果菜処理物が、果菜の破砕物、磨砕物、搾汁液、酵素処理物、濃縮物及び希釈物並びにこれらの膜処理物から選択される１以上である、請求項１または２に記載の果菜発酵物。
果菜が、トマト、赤ピーマン、ほうれん草、ケール、人参、タマネギ、オレンジ、グレープフルーツ、パッションフルーツ、パイナップル及びバナナから選択される１以上である、請求項１〜３のいずれか１項に記載の果菜発酵物。

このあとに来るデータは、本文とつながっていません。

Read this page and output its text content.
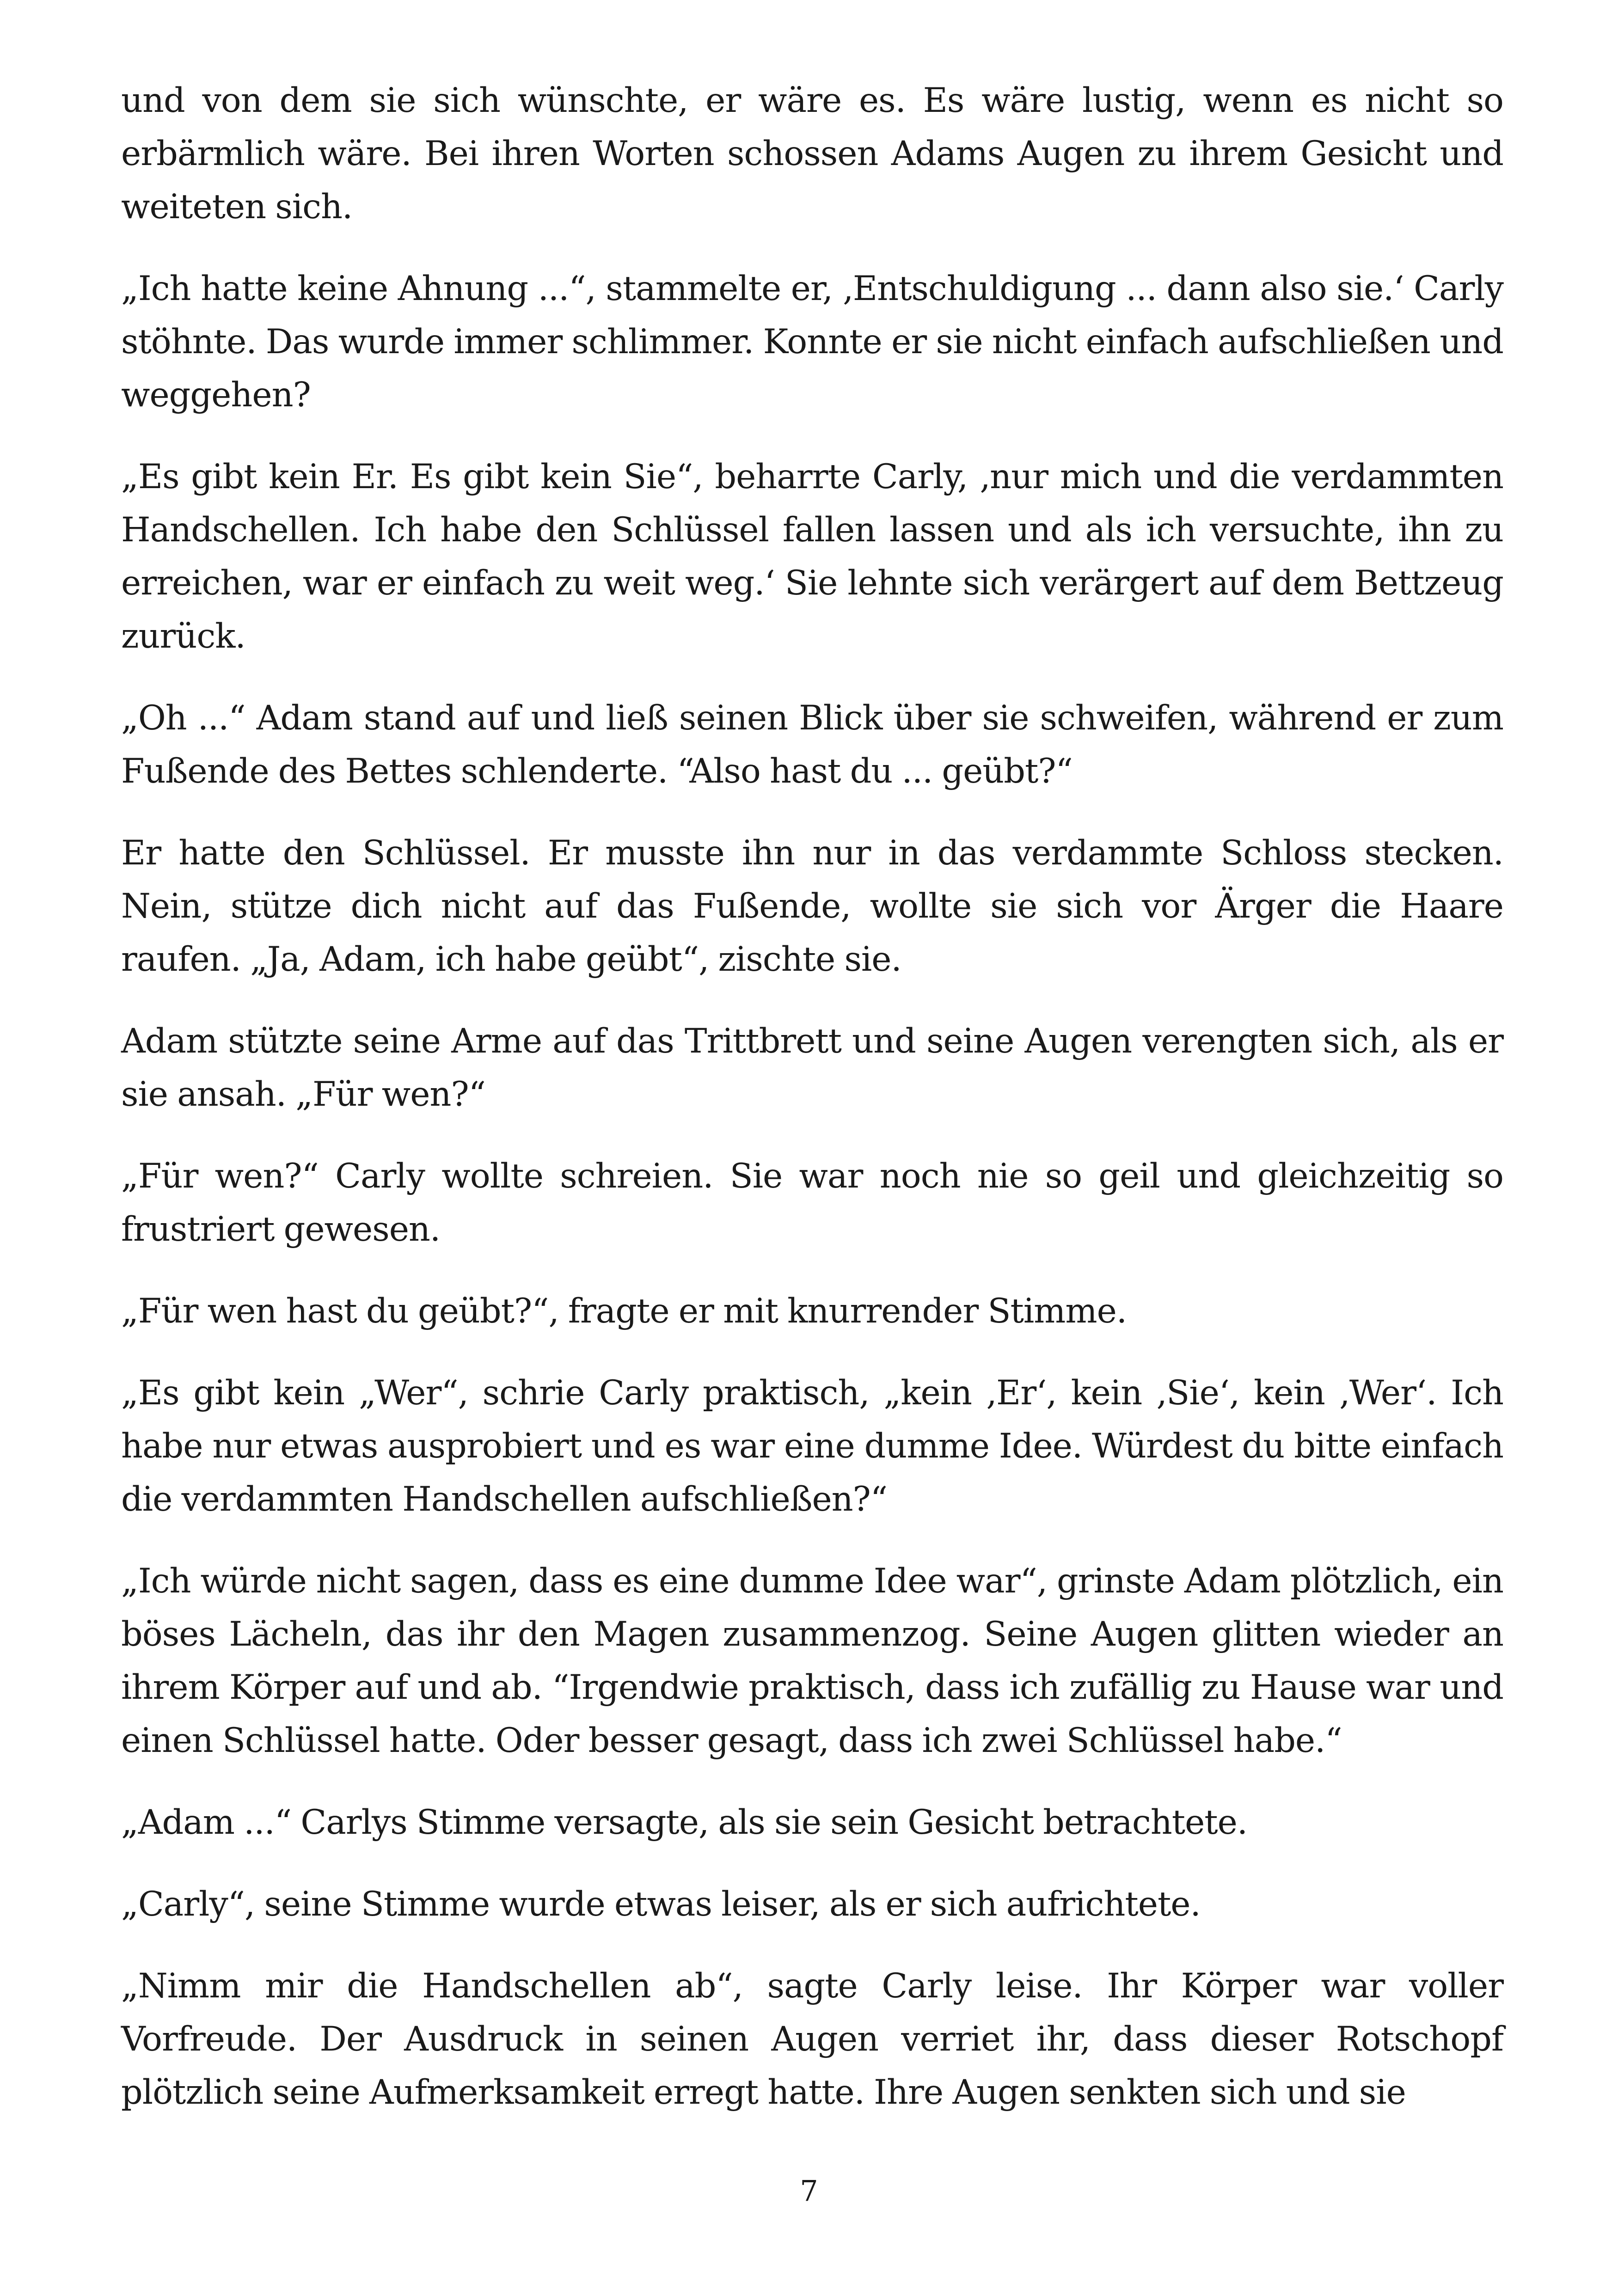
und von dem sie sich wünschte, er wäre es. Es wäre lustig, wenn es nicht so erbärmlich wäre. Bei ihren Worten schossen Adams Augen zu ihrem Gesicht und weiteten sich.

„Ich hatte keine Ahnung ...“, stammelte er, ‚Entschuldigung ... dann also sie.‘ Carly stöhnte. Das wurde immer schlimmer. Konnte er sie nicht einfach aufschließen und weggehen?

„Es gibt kein Er. Es gibt kein Sie“, beharrte Carly, ‚nur mich und die verdammten Handschellen. Ich habe den Schlüssel fallen lassen und als ich versuchte, ihn zu erreichen, war er einfach zu weit weg.‘ Sie lehnte sich verärgert auf dem Bettzeug zurück.

„Oh ...“ Adam stand auf und ließ seinen Blick über sie schweifen, während er zum Fußende des Bettes schlenderte. “Also hast du ... geübt?“

Er hatte den Schlüssel. Er musste ihn nur in das verdammte Schloss stecken. Nein, stütze dich nicht auf das Fußende, wollte sie sich vor Ärger die Haare raufen. „Ja, Adam, ich habe geübt“, zischte sie.

Adam stützte seine Arme auf das Trittbrett und seine Augen verengten sich, als er sie ansah. „Für wen?“

„Für wen?“ Carly wollte schreien. Sie war noch nie so geil und gleichzeitig so frustriert gewesen.

„Für wen hast du geübt?“, fragte er mit knurrender Stimme.

„Es gibt kein „Wer“, schrie Carly praktisch, „kein ‚Er‘, kein ‚Sie‘, kein ‚Wer‘. Ich habe nur etwas ausprobiert und es war eine dumme Idee. Würdest du bitte einfach die verdammten Handschellen aufschließen?“

„Ich würde nicht sagen, dass es eine dumme Idee war“, grinste Adam plötzlich, ein böses Lächeln, das ihr den Magen zusammenzog. Seine Augen glitten wieder an ihrem Körper auf und ab. “Irgendwie praktisch, dass ich zufällig zu Hause war und einen Schlüssel hatte. Oder besser gesagt, dass ich zwei Schlüssel habe.“

„Adam ...“ Carlys Stimme versagte, als sie sein Gesicht betrachtete.

„Carly“, seine Stimme wurde etwas leiser, als er sich aufrichtete.

„Nimm mir die Handschellen ab“, sagte Carly leise. Ihr Körper war voller Vorfreude. Der Ausdruck in seinen Augen verriet ihr, dass dieser Rotschopf plötzlich seine Aufmerksamkeit erregt hatte. Ihre Augen senkten sich und sie

7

請求項１〜４のいずれか１項に記載の果菜発酵物を含有する飲食品であって、ペディオコッカス・ペントサセウスＯＳ株菌体を１×１０⁶個／ｍｌ以上含有することを特徴とする飲食品。
飲食品が、飲料、調味料、デザートまたはサプリメントである請求項５に記載の飲食品。
果菜処理物に、ペディオコッカス・ペントサセウスＯＳ株（ＮＩＴＥＰ−３５４）を接種し、菌体数が１０⁸個〜５×１０⁹個／ｍｌとなるまで発酵させることを特徴とする果菜発酵物の製造方法。